The cloud cover whisked away as bright white sun came out over the amusement park yesterday. I was chaperoning my son’s eighth grade physics trip to Cedar Point, and while I anticipated not going on the rides for fear of motion sickness and heights, a new friend inspired me to keep my mind open and my eyes closed as I raced along the tracks.
It was fun. And it allowed some time for me to ponder today’s youth.
Aside from the be-bopping constant selfies and seemingly endless snapchat streaks, I noticed two hair trends among the girls in my son’s grade and really in the world at-large: blue-purple-pink-green hair dye in copious amounts and double French braids.
The braids I can live with. The blue hair, not so much.
And here’s why: this is something that was intended to be counter-culture, in-your-face, I’m mixing things up so I can defy my parents. It didn’t start out as a popular trend.
And now, the hair color is not only mainstream, it’s common.
Tattoos, piercings in odd places and radical hair color used to be the actions of punk-rock, alternative lifestyle folks.
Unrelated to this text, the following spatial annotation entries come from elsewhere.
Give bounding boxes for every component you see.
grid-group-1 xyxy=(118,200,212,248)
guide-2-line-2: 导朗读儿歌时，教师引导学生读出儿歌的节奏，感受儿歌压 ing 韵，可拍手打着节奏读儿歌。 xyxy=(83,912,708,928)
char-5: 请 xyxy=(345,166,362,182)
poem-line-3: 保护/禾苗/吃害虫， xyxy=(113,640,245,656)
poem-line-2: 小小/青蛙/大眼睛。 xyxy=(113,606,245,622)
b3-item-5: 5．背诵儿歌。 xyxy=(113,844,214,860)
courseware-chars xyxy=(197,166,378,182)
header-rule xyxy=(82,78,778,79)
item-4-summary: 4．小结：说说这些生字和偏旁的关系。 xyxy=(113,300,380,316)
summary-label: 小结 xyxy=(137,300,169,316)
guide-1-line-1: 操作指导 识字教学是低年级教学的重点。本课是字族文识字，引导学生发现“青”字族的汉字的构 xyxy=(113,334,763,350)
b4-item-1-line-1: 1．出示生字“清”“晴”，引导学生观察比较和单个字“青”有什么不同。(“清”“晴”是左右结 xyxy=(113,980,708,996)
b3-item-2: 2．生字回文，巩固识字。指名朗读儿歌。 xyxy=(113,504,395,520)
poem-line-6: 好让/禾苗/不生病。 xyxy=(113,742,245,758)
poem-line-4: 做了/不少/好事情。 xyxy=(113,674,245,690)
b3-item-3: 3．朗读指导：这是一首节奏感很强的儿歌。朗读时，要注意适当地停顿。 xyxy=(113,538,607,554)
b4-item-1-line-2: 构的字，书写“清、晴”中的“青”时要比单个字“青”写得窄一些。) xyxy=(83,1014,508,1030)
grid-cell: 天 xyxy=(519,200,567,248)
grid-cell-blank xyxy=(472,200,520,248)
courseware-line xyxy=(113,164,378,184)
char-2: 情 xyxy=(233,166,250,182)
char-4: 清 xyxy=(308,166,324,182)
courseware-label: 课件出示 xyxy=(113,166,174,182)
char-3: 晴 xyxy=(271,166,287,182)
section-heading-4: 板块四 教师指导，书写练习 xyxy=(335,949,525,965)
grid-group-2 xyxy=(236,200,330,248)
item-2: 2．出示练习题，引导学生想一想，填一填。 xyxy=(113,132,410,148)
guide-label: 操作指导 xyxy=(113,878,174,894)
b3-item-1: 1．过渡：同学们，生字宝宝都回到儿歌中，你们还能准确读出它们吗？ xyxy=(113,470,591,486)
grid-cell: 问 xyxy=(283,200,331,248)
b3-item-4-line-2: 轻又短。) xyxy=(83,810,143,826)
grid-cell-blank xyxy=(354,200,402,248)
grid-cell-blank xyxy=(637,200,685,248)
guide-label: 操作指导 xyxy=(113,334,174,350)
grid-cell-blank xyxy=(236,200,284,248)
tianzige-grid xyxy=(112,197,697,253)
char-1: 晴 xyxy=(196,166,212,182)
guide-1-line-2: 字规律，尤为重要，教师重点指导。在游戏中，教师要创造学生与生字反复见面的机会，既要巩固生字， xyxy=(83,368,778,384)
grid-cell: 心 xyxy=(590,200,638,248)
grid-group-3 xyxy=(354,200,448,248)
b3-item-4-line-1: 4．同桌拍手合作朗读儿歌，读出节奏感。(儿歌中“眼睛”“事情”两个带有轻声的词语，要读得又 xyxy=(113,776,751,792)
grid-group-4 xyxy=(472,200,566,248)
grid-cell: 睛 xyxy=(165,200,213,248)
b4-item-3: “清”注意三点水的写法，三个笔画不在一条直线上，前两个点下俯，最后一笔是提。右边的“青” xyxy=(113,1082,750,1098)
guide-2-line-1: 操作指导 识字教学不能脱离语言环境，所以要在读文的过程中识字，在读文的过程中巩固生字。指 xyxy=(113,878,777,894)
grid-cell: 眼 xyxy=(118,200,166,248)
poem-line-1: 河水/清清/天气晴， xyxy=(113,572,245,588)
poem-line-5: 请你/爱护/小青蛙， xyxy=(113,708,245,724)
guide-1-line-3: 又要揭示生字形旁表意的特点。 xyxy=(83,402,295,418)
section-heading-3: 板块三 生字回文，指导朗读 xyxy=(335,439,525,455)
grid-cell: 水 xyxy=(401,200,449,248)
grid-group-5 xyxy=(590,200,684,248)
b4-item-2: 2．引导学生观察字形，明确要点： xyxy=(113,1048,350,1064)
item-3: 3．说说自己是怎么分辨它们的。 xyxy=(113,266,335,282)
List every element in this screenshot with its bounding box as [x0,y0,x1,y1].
You didn’t see parents and business owners with sleeve tattoos or eyebrow rings. You do now.
Not only that, it’s cool to turn your hair shocking pink, electric green or turquoise. There’s a whole crowd of girls who change their hair color nearly as often as they change their underwear.
Which means it is no longer counter-culture or alternative. It’s mainstream to be weird.
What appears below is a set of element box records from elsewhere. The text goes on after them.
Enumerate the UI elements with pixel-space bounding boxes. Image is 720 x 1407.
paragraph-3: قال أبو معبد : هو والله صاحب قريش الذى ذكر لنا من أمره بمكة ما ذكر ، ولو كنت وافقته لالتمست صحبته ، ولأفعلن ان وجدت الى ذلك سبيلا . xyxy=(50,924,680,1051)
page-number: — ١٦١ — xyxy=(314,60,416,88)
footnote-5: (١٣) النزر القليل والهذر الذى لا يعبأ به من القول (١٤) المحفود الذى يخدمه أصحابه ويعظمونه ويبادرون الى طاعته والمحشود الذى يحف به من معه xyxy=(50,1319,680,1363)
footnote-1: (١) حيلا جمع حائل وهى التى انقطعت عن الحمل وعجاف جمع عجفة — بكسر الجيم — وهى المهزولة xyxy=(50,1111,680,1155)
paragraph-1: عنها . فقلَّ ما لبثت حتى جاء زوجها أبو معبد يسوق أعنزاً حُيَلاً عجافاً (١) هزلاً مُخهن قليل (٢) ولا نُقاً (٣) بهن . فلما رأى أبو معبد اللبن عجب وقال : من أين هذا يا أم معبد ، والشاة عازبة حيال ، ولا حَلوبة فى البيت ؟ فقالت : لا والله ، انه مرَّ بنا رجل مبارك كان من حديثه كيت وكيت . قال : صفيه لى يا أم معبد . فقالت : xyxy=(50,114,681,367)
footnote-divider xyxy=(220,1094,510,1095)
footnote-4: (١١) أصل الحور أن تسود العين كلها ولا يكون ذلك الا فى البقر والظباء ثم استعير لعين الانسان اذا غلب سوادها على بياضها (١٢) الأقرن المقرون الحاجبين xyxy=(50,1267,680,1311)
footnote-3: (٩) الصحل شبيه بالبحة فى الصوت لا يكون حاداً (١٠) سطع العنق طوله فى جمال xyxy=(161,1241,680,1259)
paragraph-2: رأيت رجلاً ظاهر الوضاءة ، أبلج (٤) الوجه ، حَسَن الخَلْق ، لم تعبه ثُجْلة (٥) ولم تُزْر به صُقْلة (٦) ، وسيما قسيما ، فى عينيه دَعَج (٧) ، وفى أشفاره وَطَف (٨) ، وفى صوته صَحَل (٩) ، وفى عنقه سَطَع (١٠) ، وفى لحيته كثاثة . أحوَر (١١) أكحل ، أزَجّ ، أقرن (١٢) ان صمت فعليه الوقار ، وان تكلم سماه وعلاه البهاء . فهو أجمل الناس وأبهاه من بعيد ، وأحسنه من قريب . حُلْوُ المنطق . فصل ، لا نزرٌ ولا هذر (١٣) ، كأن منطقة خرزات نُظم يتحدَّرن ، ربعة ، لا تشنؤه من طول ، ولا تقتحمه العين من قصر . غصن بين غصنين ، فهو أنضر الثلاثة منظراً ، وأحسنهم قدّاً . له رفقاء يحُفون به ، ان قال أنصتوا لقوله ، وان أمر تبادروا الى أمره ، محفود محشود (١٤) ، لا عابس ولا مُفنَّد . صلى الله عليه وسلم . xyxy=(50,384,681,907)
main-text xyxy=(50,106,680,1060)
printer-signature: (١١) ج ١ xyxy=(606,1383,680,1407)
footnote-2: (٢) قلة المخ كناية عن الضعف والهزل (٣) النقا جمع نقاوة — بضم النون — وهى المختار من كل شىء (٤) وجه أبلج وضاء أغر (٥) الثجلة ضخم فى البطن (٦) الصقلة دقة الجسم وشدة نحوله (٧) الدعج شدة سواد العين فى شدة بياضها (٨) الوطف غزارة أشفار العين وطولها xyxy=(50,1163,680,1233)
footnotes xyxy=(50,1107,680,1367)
People my age have pink streaks in their mom-hair. Nose rings. Tattoos. It’s cool now. Everything is cool.
Which makes it uncool in my book.
It’s impossible to rebel, or stand out, when everyone else is doing the same things you are.
We strive so desperately to be unique that we conform. We try new things only when they seem safe enough because someone we know is doing it.
In fact, it’s unique in this day and age to NOT color your hair. A few weeks ago my sister and my mother asked me if I was going to color my hair to cover up the gray creeping in around my face. “I don’t know,” I said honestly. It’s kind of a pain and it’s expensive and besides, some people look really elegant when they let their bodies be natural.
Ironically, when I was growing up, referring to a “blue-hair” meant you were talking about an old lady with sculpted hair that was so dyed it had a blue tint to it. It was not a compliment by any stretch of the imagination.
But back to today. Of course, there’s the other side to argue, too. But what most irks me about the current middle school fashion trends, which have permeated popular culture, is that it’s cool to be uncool.
It’s hip to be awkward and different and gawky. It’s mainstream to be weird.
Personally, I love that so much is accepted nowadays. I love that you can work for an investment bank and have tattoos or piercings. I love that kids are growing up without preconceptions of appearance.
If everyone has blue hair, aren’t we all back to being sheep?
If we only find beauty in what is glaringly unnatural, how will we ever come to accept ourselves as we are?
Ultimately, the trend I see is a continuation of the age-old, which is following the herd. Whatever you do, I will do. I don’t know how cool I am without knowing that you are cool. I cannot think for myself. I cannot be my own person.
I must find safety in numbers.
That scares me more than the color of hair.